The strikers are undoubtedly asking for their wages to be raised in line with inflation and the RMT’s action is aimed at resisting threatened redundancies. But it’s inescapable that the nurses, junior doctors and ambulance workers are not motivated to take industrial action through simple wage demands. The sector of health they work in is in complete chaos. Some even call it a “meltdown”. Under the decade and more of the Tory government, and certainly since Brexit, the National Health Service has faced severe crises. The shortage of doctors, nurses, ambulance personnel and care workers is a direct result of Brexit and consequently a central cause of the strain and stress in the sector which has triggered the willingness of these compassionate professionals to take mitigatedly drastic industrial action.

Despite this blatantly obvious fact, neither political party or the media platforms, the newspapers, that support them are willing to openly state that Brexit has been an economic and industrial disaster and is at least if not more than 50 per cent responsible, together with the Covid-19 pandemic and the Russian sanctions, for the misery which has hit the British economy and the body politic.

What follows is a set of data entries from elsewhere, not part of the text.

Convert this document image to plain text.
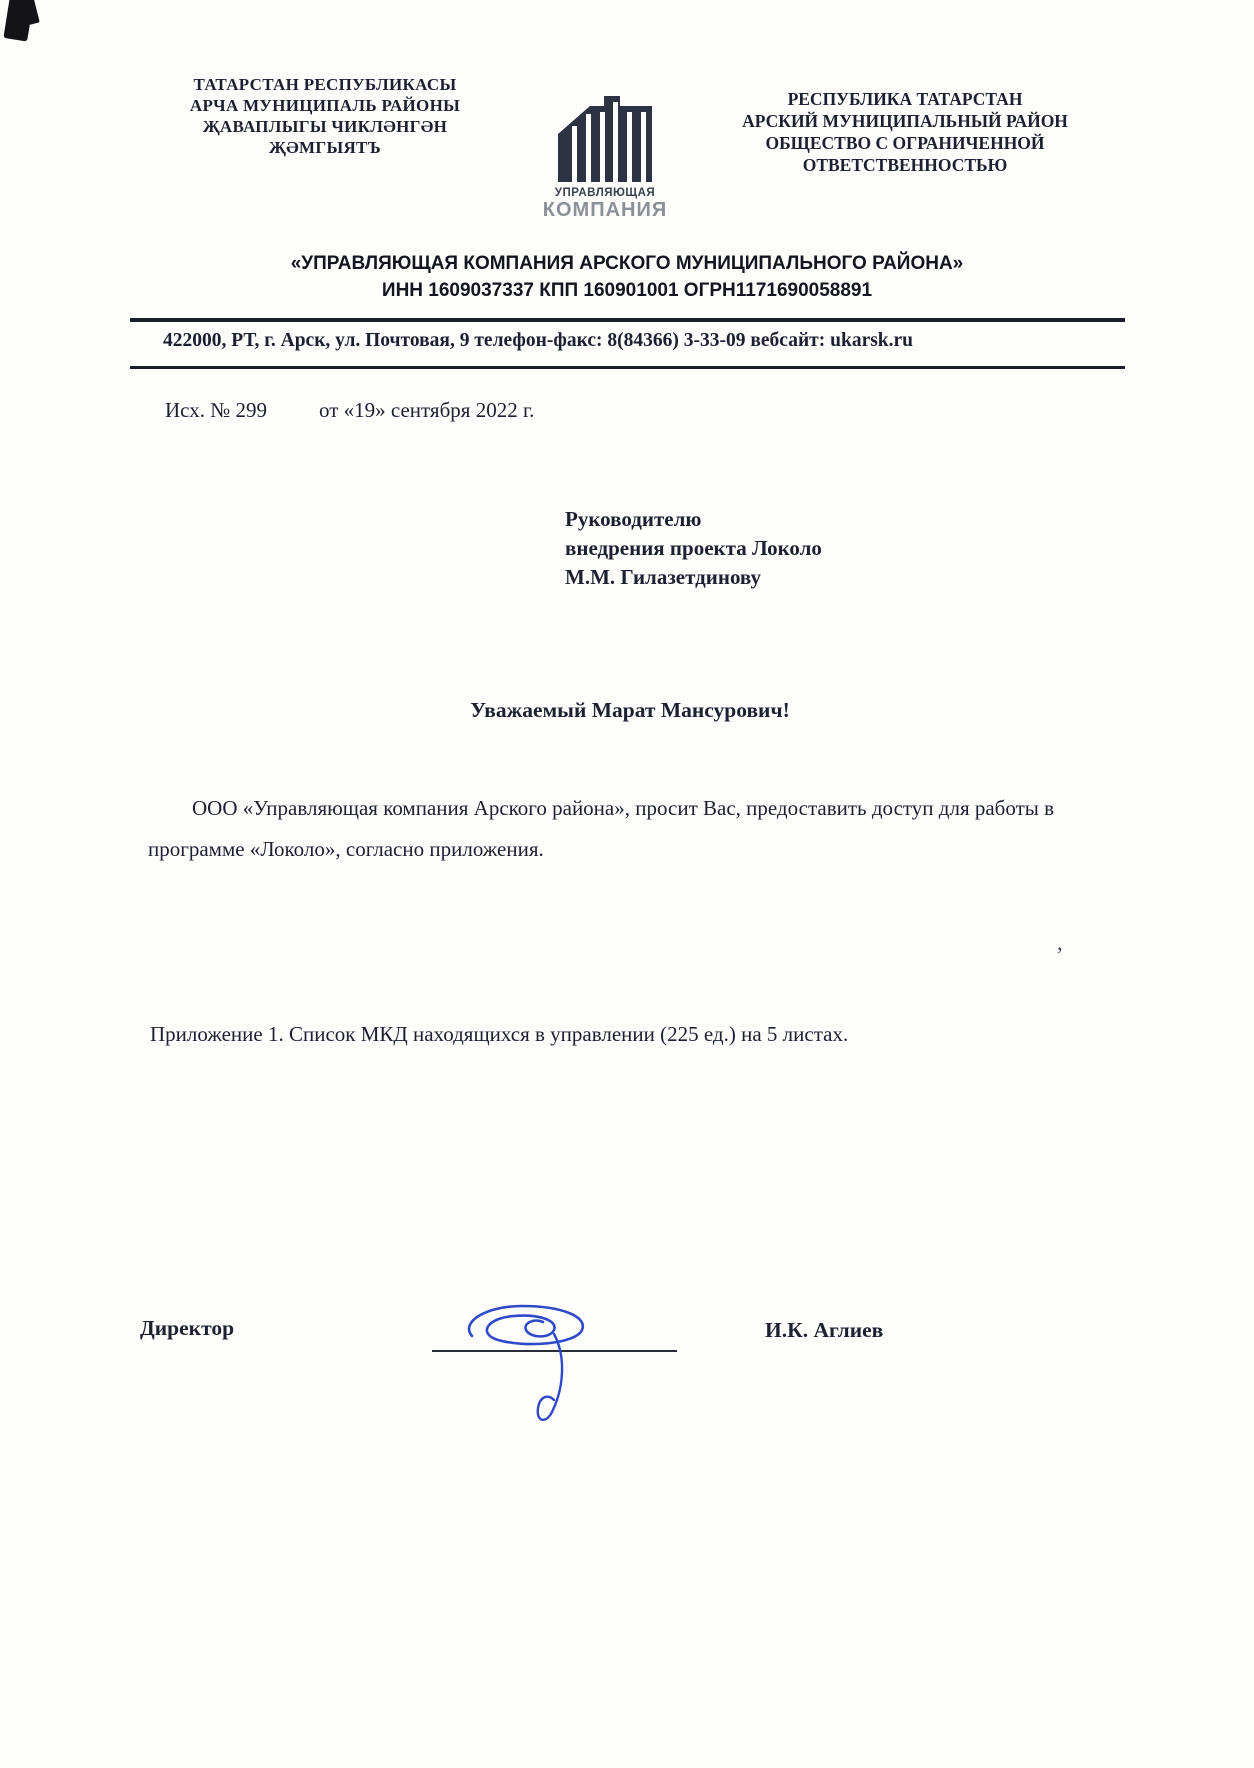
ТАТАРСТАН РЕСПУБЛИКАСЫ
АРЧА МУНИЦИПАЛЬ РАЙОНЫ
ҖАВАПЛЫГЫ ЧИКЛӘНГӘН
ҖӘМГЫЯТЪ
УПРАВЛЯЮЩАЯ
КОМПАНИЯ
РЕСПУБЛИКА ТАТАРСТАН
АРСКИЙ МУНИЦИПАЛЬНЫЙ РАЙОН
ОБЩЕСТВО С ОГРАНИЧЕННОЙ
ОТВЕТСТВЕННОСТЬЮ
«УПРАВЛЯЮЩАЯ КОМПАНИЯ АРСКОГО МУНИЦИПАЛЬНОГО РАЙОНА»
ИНН 1609037337 КПП 160901001 ОГРН1171690058891
422000, РТ, г. Арск, ул. Почтовая, 9 телефон-факс: 8(84366) 3-33-09 вебсайт: ukarsk.ru
Исх. № 299 от «19» сентября 2022 г.
Руководителю
внедрения проекта Локоло
М.М. Гилазетдинову
Уважаемый Марат Мансурович!
ООО «Управляющая компания Арского района», просит Вас, предоставить доступ для работы в программе «Локоло», согласно приложения.
’
Приложение 1. Список МКД находящихся в управлении (225 ед.) на 5 листах.
Директор	И.К. Аглиев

Even so, prominent Brexiteers, owners of businesses, are now openly saying that the shortage of workers and the virtual bureaucratic barrier to exporting to Europe are causing a severe economic crisis. These purveyors of beer, whisky, garments made in Bangladesh etc have nothing to lose by voicing these anti-Brexit analyses. Not so the politicians of both major parties who are absolutely conscious that Boris Johnson won his 80-seat majority on slogans like “Take back control”, “Get Brexit Done” and “Whatever the consequences, keep Johnny foreigner OUT!” — okay, the last wasn’t pronounced but implied.

Now, both parties say they want a “high-wage economy”. In other words, keep the Polish plumber who undercuts the demands of British plumbers out, train more British doctors…

That’s all very well, until one notes that since the 1950s the white working class have abandoned certain sectors of the economy with an absolute resistance to be recruited into them. Hence, immigration from the Caribbean and the subcontinent, hence the shortages now owing to Brexit.